The company, which appointed Marissa Mayer of Google as its new chief executive on Monday, said profit fell four percent to $226.6 million, in a report that was better than expected.
That translated to 27 cents per share excluding special items, ahead of analyst expectations of 23 cents a share.
Revenues excluding traffic acquisition costs, the key barometer for the Web giant, were flat at $1.08 billion, below most forecasts. Total revenues were virtually unchanged at $1.2 billion.
The results underscored the turmoil at the California tech firm, which has been undergoing a major restructuring and then forced out its top executive in May over an inflated resume.
Tim Morse, Yahoo!'s chief financial officer, said the results beat consensus forecasts in several areas including display and search advertising, where Yahoo! has been pounded by Google.
Over the past quarter, Yahoo! "moved aggressively with new strategic agreements" and unveiled new partnerships, he said, as it tried to reposition itself in the sector.
Yahoo! shares gained 0.83 percent in after-hours trade to $15.73 after a small drop during the regular session on Wall Street.

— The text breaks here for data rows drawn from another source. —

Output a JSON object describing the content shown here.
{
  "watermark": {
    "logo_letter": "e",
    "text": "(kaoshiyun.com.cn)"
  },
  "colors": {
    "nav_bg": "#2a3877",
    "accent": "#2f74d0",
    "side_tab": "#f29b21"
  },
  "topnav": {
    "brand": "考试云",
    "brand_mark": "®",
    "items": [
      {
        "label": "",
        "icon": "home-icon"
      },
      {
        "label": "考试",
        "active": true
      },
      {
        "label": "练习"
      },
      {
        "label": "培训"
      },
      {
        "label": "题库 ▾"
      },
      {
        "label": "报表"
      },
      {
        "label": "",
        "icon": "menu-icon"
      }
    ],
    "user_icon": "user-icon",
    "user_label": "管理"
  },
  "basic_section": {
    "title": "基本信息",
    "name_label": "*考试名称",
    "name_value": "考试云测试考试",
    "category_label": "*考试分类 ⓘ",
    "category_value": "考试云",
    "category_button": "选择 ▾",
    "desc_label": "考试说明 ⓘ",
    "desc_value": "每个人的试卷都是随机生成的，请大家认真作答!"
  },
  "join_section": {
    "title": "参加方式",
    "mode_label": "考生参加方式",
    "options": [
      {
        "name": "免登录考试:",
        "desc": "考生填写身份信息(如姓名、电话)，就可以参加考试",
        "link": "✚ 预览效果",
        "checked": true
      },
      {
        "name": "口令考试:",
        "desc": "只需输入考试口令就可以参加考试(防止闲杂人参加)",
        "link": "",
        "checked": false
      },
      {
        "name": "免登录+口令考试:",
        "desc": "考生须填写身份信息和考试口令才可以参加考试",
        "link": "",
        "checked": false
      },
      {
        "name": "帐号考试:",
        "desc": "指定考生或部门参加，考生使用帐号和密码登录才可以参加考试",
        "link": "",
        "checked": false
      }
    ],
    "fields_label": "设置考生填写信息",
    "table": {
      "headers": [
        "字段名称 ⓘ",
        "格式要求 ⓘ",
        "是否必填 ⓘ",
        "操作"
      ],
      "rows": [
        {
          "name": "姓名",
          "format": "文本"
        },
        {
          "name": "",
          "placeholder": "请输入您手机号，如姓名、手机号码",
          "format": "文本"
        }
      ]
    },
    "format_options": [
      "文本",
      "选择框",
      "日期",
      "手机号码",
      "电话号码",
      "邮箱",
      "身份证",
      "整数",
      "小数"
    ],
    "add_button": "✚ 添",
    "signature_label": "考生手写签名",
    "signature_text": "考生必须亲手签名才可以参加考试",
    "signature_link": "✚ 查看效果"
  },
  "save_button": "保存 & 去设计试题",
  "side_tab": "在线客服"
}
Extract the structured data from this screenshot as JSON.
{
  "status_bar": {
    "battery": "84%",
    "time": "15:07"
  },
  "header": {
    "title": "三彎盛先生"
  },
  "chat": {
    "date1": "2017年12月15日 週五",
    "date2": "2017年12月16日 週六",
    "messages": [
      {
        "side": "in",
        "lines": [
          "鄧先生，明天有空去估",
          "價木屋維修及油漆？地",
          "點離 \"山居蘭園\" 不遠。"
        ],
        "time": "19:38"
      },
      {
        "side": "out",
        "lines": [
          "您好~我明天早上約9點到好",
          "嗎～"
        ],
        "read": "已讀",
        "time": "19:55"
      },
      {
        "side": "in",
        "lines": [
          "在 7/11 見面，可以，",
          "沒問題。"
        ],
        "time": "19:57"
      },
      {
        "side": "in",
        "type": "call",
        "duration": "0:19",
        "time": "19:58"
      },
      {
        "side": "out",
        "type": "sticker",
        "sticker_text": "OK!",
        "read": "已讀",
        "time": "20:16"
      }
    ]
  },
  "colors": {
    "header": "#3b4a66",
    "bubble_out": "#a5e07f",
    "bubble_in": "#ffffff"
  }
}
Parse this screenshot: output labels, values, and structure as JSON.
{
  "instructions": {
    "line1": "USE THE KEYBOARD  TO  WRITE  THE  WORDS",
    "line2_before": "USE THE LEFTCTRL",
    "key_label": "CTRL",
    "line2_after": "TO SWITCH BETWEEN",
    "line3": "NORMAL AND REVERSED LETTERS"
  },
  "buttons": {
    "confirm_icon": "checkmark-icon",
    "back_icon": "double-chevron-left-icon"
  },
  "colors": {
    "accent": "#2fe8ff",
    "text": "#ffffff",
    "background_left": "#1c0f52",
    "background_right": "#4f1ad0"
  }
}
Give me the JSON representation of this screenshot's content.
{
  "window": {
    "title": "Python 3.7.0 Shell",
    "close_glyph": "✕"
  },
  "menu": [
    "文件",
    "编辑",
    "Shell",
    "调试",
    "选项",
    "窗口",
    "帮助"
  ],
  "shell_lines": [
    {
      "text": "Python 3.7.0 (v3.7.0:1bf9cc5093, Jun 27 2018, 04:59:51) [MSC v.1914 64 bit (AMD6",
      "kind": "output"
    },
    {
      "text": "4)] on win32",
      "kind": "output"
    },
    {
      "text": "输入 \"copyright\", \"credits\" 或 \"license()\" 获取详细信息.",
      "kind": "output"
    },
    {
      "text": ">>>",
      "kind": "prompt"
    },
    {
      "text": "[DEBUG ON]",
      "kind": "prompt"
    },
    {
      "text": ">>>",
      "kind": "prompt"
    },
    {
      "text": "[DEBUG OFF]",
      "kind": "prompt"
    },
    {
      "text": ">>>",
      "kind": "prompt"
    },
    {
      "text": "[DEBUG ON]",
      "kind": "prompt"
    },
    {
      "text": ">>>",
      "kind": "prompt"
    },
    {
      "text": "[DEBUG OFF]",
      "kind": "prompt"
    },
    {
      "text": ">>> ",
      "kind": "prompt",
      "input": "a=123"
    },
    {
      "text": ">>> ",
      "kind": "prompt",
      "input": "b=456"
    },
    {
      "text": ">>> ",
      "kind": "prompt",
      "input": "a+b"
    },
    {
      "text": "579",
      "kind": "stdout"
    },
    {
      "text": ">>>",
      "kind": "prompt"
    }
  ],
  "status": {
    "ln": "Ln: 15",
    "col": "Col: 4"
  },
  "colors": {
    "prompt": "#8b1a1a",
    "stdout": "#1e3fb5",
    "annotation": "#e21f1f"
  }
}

Douglas McIntyre at 24/7 Wall Street said Yahoo!'s results were "within expectations."
Yet many analysts were focused on the new CEO and future strategy instead of the past quarter.
"Her background should certainly benefit Yahoo's mobile strategy in addition to news and search verticals," Susquehanna Financial Group's Herman Leung said on Monday.
"Three CEOs in less than a year does not spell confidence for investors despite a strong hire, but the good news is that she will likely have a few quarters of runway before investors gauge progress."
Morse pointed out that display revenues rose one percent and search revenue increased four percent. But that was well below the 23.8 percent growth pace of online advertising in the quarter, according to the research firm eMarketer.
Yahoo!'s share of overall US online ad revenues, at 15.7 percent in 2009, fell to just 9.5 percent last year, according to eMarketer.
The results came a day after the 37-year-old Mayer -- one of Google's first employees -- was named CEO.
The appointment "signals a renewed focus on product innovation to drive user experience and advertising revenue," Yahoo! said in a statement.
Mayer subsequently revealed she is pregnant and expecting the baby in October. She is arguably the most high-profile woman in Silicon Valley and a rare female CEO at one of America's largest firms.
Mayer was Google's 20th employee and its first female engineer, and is widely credited with developing the now ubiquitous user-friendly interfaces used by Google's search engine, Gmail, Google Maps and Google News.
Last week, shareholders endorsed the struggling Internet firm's overhauled board of directors and called for a fresh plan to compete against rivals such as Google and Facebook.
Yahoo! has been trying to reinvent itself as a "premier digital media" company since the once-flowering Internet search service found itself withering in Google's shadow.